There was no shortage of rhetoric. Rollins charged that evangelist Billy Graham is “a dangerous force” because he “epitomizes the white establishment church which increasingly oppresses blacks” and because “he puts country above people and justice.” Rollins also said that the black church is becoming more revolutionary and must now “leave its options open” to possible violence.
Detroit pastor Albert Cleage, Jr., advocate of the “black Christ” concept, saw no future for whites and blacks worshiping in the same church. New NCBC president John D. Bright, African Methodist Episcopal bishop of Philadelphia, expressed support of the Black Panther Party and other “black liberation” groups, and urged the NCBC to work closely with black caucuses in police departments.
Militant Charles Koen—a Cleage disciple—arrived from Cairo, Illinois, with a report on his United Front boycott campaign against white-owned businesses in that racially divided town. Blacks recently surrounded the police station and sprayed it with gunfire. Koen claimed that white vigilantes had shot at blacks first—on 142 nights of the last twenty months.

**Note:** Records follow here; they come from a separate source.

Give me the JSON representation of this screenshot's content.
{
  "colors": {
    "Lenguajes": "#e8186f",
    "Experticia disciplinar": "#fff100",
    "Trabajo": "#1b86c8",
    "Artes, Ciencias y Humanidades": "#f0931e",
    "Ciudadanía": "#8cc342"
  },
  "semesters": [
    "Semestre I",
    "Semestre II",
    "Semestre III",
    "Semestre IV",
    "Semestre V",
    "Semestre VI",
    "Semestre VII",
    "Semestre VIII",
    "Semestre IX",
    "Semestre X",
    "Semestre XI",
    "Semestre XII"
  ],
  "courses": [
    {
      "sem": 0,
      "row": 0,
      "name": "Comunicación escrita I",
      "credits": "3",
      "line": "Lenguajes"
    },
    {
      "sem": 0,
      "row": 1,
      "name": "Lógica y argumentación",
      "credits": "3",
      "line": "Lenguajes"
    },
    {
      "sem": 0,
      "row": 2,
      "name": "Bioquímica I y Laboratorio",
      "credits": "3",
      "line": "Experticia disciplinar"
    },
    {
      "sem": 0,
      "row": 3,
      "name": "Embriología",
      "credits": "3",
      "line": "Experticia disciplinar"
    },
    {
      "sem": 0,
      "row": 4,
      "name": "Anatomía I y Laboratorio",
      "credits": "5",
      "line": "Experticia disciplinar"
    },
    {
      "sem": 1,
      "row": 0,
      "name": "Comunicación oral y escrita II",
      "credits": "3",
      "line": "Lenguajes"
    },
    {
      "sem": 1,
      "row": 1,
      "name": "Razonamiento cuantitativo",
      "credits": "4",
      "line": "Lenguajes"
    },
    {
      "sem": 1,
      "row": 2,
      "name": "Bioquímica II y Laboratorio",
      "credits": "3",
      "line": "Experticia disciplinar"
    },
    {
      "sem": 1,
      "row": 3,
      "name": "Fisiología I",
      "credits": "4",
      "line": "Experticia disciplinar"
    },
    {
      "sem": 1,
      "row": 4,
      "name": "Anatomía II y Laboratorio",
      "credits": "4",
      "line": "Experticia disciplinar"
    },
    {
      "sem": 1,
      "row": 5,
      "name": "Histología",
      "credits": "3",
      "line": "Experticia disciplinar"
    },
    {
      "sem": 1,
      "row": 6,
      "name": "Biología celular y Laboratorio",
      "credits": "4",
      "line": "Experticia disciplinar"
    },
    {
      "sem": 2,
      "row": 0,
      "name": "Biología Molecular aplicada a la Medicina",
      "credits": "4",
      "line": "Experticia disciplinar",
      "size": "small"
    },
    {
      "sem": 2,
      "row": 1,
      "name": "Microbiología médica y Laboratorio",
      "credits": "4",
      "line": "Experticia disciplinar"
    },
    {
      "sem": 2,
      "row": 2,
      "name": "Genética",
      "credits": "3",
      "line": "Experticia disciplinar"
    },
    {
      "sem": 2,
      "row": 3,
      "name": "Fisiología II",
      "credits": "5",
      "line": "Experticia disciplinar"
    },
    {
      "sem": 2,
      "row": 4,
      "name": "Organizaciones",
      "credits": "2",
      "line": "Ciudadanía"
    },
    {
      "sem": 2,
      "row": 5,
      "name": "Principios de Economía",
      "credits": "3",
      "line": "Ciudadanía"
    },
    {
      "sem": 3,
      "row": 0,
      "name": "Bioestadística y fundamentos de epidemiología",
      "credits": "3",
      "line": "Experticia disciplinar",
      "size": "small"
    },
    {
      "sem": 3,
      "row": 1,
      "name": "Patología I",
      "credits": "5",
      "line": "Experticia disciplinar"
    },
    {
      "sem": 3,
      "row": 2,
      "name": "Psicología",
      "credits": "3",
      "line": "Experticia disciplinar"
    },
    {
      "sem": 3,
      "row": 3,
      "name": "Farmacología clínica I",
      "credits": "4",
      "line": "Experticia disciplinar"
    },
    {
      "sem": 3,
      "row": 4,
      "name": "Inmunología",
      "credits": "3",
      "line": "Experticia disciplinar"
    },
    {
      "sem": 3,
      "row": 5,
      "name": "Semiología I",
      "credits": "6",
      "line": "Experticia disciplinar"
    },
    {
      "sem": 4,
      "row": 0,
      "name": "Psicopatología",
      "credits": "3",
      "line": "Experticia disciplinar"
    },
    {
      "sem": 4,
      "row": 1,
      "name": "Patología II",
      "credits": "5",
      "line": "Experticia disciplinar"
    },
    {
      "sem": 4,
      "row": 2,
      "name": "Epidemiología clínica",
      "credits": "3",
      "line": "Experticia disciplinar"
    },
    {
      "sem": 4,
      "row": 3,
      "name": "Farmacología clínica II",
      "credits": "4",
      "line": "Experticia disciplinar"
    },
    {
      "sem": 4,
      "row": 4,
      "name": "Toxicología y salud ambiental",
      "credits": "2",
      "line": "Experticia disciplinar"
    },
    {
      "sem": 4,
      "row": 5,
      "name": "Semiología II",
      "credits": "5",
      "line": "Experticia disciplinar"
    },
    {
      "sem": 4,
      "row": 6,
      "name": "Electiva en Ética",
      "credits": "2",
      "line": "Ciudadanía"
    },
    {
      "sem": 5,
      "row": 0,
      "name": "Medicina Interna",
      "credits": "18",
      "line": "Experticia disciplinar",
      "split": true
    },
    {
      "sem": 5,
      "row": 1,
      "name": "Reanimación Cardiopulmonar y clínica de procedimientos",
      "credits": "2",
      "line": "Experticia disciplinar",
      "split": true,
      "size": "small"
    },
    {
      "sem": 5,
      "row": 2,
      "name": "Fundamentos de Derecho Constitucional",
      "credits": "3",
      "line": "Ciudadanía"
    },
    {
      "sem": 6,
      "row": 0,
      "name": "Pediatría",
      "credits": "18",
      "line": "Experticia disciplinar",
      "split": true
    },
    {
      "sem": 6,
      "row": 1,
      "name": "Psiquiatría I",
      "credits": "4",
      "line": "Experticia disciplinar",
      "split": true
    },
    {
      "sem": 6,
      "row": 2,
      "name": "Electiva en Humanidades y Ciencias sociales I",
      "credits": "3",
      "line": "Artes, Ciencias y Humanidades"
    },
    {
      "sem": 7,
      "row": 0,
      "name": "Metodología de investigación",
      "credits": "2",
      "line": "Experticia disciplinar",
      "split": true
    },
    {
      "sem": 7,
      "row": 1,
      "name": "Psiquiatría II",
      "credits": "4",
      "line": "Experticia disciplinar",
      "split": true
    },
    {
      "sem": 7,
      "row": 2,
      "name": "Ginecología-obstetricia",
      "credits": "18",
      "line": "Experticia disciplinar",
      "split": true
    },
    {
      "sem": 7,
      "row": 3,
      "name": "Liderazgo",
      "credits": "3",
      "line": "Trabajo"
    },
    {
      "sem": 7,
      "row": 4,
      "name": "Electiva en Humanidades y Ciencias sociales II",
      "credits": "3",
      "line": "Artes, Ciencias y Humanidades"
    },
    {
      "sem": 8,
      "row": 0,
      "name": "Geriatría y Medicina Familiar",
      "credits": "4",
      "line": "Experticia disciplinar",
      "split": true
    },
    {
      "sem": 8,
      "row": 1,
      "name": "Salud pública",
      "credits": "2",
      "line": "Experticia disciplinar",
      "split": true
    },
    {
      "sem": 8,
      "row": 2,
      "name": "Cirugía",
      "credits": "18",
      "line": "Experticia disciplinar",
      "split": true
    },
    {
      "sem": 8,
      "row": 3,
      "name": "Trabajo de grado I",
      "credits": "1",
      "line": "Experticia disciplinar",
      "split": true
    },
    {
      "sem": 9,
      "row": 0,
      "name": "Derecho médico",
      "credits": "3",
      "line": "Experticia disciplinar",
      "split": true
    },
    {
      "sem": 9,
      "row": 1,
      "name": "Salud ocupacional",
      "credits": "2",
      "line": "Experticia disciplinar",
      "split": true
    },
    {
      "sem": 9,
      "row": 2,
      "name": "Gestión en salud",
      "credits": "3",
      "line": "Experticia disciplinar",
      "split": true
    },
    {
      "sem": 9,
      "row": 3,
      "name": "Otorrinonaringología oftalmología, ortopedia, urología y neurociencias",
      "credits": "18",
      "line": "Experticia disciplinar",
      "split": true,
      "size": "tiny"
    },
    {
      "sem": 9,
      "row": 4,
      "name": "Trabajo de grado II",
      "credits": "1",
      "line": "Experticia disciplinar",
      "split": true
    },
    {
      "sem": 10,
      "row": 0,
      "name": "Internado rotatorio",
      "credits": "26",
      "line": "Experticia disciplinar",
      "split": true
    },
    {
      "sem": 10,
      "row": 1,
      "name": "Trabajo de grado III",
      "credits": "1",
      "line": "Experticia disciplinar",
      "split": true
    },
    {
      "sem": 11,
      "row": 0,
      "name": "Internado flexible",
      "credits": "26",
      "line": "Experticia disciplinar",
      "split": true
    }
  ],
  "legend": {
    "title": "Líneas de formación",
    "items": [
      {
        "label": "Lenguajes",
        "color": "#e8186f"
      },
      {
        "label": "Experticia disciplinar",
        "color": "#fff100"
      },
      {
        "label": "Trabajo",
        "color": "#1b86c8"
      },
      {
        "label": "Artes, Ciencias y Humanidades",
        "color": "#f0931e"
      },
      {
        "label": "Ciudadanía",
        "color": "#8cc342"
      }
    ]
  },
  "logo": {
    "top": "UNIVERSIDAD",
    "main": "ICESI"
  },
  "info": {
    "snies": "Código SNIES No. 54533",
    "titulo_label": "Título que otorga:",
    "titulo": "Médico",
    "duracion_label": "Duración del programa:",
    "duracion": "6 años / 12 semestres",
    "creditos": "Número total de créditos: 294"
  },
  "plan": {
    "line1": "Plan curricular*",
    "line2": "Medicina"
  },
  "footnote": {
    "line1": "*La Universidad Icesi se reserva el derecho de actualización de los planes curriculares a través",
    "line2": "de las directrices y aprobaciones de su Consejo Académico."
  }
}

The 500 NCBC registrants then emptied their pockets of $2,700 for Koen and pledged an additional amount. (In an interview, Cairo American Baptist minister Larry Potts charged bitterly that the churchmen were subsidizing “criminality.”)
EDWARD E. PLOWMAN
A suit filed in a Kentucky Circuit Court seeks to block a January 1 merger between Louisville Presbytery of the Presbyterian Church in the U.S. (Southern) and Louisville Presbytery of the United Presbyterian Church in the U. S. A.
The First Presbyterian Church of Louisville and one of its elders who is chairman of the local Concerned Presbyterians group (see editorial, page 27) want their Southern church presbytery to be restrained from the merger until next summer, when their denomination’s General Assembly can rule in the dispute. They claim among other things that local church property rights are at stake.
If the merger takes place, all Southern and United Presbyterians in Kentucky will belong to both denominations. Two other proposed union presbyteries in the state were approved earlier without difficulty.
Church Of North India
A new Church of North India was born last month. It embraces six Protestant denominations with more than 500,000 members. The service of unification was held on the grounds of All Saints Cathedral in Nagpur, with more than 3,000 worshipers present.
The merger follows by twenty-three years the union that brought together Methodists, Presbyterians, and Congregationalists into the Church of South India, which has been hailed as a pioneering ecumenical venture.
The Church of North India includes Anglicans, Reformed, Baptists, (Dunker) Brethren, Disciples, and British Methodists. The new church would have been more than twice as large if U. S.-related Methodists had joined. They held a special conference earlier this year that voted against the idea. The legality of the move is being contested.